Verslag plenaire vergadering
Verslag
Mevrouw Peeters heeft het woord.
Dank u, voorzitter. Minister, collegas, we hebben het vorige week in de commissie uitgebreid gehad over het beleid inzake de activering van de oudere werklozen. Wij waren blij verrast dat u aankondigde te ijveren voor een uitbreiding van de doelgroep tot en met de 58-jarigen. We hebben inmiddels het akkoord dat u vrijdag met de sociale partners heeft bereikt, kunnen nalezen. Daaruit blijkt dat dit toch heel wat beperkter is dan initieel aangekondigd. Men gaat het beleid inzake de activering van de oudere werklozen namelijk uitbreiden tot en met de 55-jarigen, maar dan enkel wat de instroom van de nieuwe werklozen vanaf april 2011 betreft.
Bovendien gaat het nu niet meer over de doelgroep tot en met 58-jarigen. Dat wordt namelijk uitgesteld tot een volgende fase, waarbij er eerst een evaluatie zal komen rekening houdend met de capaciteiten en de middelen van de VDAB en anderzijds de evaluatie aan de hand van een aantal macro-economische indicatoren waaromtrent er dan een verder overleg zou zijn.
Waarom werd de aangekondigde uitbreiding van het activeringsbeleid uiteindelijk beperkt tot de instroom van de nieuwe werklozen tot en met 55 jaar, vanaf april 2011?
De heer Jan Peumans, voorzitter, treedt opnieuw als voorzitter op.

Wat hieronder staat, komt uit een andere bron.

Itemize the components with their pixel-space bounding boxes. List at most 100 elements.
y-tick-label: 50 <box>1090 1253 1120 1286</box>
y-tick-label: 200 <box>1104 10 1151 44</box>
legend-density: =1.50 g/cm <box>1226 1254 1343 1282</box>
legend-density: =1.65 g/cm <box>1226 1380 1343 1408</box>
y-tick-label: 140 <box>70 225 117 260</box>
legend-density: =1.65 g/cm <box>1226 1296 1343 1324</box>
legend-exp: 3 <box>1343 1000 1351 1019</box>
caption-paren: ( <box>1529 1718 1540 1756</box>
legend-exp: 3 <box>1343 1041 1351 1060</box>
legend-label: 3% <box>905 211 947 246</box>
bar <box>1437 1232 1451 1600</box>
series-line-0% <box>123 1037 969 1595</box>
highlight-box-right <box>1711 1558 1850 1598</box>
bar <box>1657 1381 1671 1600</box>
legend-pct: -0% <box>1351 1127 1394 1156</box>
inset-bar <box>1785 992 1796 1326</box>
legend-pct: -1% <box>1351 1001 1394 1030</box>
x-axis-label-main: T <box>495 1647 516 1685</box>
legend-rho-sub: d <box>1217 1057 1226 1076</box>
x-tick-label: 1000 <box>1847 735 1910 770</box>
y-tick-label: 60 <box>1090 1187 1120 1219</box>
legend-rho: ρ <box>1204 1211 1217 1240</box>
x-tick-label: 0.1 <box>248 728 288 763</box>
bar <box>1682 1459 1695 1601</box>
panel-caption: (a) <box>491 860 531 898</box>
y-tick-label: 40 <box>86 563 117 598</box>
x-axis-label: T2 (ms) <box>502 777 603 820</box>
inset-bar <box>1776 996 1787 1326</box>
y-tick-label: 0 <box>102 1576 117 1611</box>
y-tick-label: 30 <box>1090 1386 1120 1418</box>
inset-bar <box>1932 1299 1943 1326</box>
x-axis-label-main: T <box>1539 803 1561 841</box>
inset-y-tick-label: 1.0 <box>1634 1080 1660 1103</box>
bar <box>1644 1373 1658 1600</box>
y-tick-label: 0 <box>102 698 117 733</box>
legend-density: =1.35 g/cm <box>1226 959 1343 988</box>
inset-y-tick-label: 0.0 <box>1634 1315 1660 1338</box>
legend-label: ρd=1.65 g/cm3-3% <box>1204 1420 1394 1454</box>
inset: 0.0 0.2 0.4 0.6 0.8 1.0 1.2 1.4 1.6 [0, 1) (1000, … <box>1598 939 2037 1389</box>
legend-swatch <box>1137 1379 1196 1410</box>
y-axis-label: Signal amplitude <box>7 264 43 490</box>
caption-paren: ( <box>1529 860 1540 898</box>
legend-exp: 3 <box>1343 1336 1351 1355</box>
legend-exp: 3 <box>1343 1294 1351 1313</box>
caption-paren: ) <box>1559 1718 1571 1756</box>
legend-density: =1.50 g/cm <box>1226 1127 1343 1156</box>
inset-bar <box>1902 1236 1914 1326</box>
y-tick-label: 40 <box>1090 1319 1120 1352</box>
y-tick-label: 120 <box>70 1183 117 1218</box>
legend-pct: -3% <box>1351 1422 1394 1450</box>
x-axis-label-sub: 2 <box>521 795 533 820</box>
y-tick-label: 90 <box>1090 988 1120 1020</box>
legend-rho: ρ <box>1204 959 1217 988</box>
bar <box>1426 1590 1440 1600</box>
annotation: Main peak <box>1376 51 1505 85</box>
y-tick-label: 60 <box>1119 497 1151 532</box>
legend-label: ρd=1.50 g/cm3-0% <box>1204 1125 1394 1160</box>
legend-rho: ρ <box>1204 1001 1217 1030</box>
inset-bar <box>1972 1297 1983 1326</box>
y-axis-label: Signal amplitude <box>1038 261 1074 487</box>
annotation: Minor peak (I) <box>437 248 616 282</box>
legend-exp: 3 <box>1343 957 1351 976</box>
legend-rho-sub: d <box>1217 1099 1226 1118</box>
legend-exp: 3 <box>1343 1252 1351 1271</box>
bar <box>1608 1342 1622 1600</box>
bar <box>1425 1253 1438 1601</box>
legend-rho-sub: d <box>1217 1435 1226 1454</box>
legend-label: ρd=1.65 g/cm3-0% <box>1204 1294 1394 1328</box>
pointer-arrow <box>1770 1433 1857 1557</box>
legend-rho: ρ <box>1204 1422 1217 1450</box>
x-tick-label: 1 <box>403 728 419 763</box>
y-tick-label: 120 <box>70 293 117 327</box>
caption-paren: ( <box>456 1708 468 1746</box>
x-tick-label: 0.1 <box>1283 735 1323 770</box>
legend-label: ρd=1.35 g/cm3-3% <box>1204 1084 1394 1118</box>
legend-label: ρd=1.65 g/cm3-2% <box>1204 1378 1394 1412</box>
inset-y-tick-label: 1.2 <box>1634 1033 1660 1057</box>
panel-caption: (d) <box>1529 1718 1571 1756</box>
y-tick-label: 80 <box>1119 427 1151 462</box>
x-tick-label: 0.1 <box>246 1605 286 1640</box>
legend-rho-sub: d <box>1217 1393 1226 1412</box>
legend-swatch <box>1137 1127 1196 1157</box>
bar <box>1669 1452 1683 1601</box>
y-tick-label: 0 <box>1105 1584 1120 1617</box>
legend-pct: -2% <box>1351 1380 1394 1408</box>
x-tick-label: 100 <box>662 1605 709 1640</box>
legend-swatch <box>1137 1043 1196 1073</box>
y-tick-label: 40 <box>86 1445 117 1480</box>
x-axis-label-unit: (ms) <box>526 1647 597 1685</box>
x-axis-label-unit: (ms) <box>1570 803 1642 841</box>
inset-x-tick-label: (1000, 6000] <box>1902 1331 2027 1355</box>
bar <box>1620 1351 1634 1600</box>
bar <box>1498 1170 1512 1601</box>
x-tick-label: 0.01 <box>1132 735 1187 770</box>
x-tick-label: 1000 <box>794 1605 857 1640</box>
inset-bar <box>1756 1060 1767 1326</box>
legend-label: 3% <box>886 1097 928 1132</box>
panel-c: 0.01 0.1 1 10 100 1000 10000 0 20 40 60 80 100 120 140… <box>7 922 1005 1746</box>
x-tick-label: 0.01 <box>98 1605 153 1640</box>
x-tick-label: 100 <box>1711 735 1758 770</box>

Het beleid is niet ingeperkt. Ik heb in de commissie ook heel duidelijk naar voren gebracht dat we in een stappenbeleid zitten. Vóór 2006 waren zowel de preventieve als curatieve acties naar 50-plussers toe uitgesloten. In het meerjarenplan van 2006 is daar een wijziging in gekomen en werden 50-plussers verplicht uitgenodigd op een infosessie. In een tweede fase, werden ze aangemoedigd om in een activeringsbeleid te stappen. De derde fase was Samen op de bres voor 50-plussers. Mijn voorganger Frank Vandenbroucke is daarin samen met de sociale partners tot een aanpak gekomen. Deze aanpak werd vanaf mei 2009 in stappen uitgevoerd.
Zoals ik had aangekondigd, zijn we dat nu verder aan het uitwerken. De eerste stap is de instroom tot 55 jaar. De tweede stap is de uitbreiding naar 58 jaar, op basis van de capaciteit van de VDAB en daarnaast vooral van de economische situatie.
De fundamentele reden van mijn aanpak is dat ik een akkoord wil met werkgevers en werknemers. Het betreft hier een mentaliteitswijziging. Mijn schets die begint in 2006, toont dat duidelijk aan. Als je zowel bij de werkgevers als werknemers een mentaliteitswijziging wilt verkrijgen, is het fundamenteel dat de werknemers- en werkgeversorganisaties hier achterstaan.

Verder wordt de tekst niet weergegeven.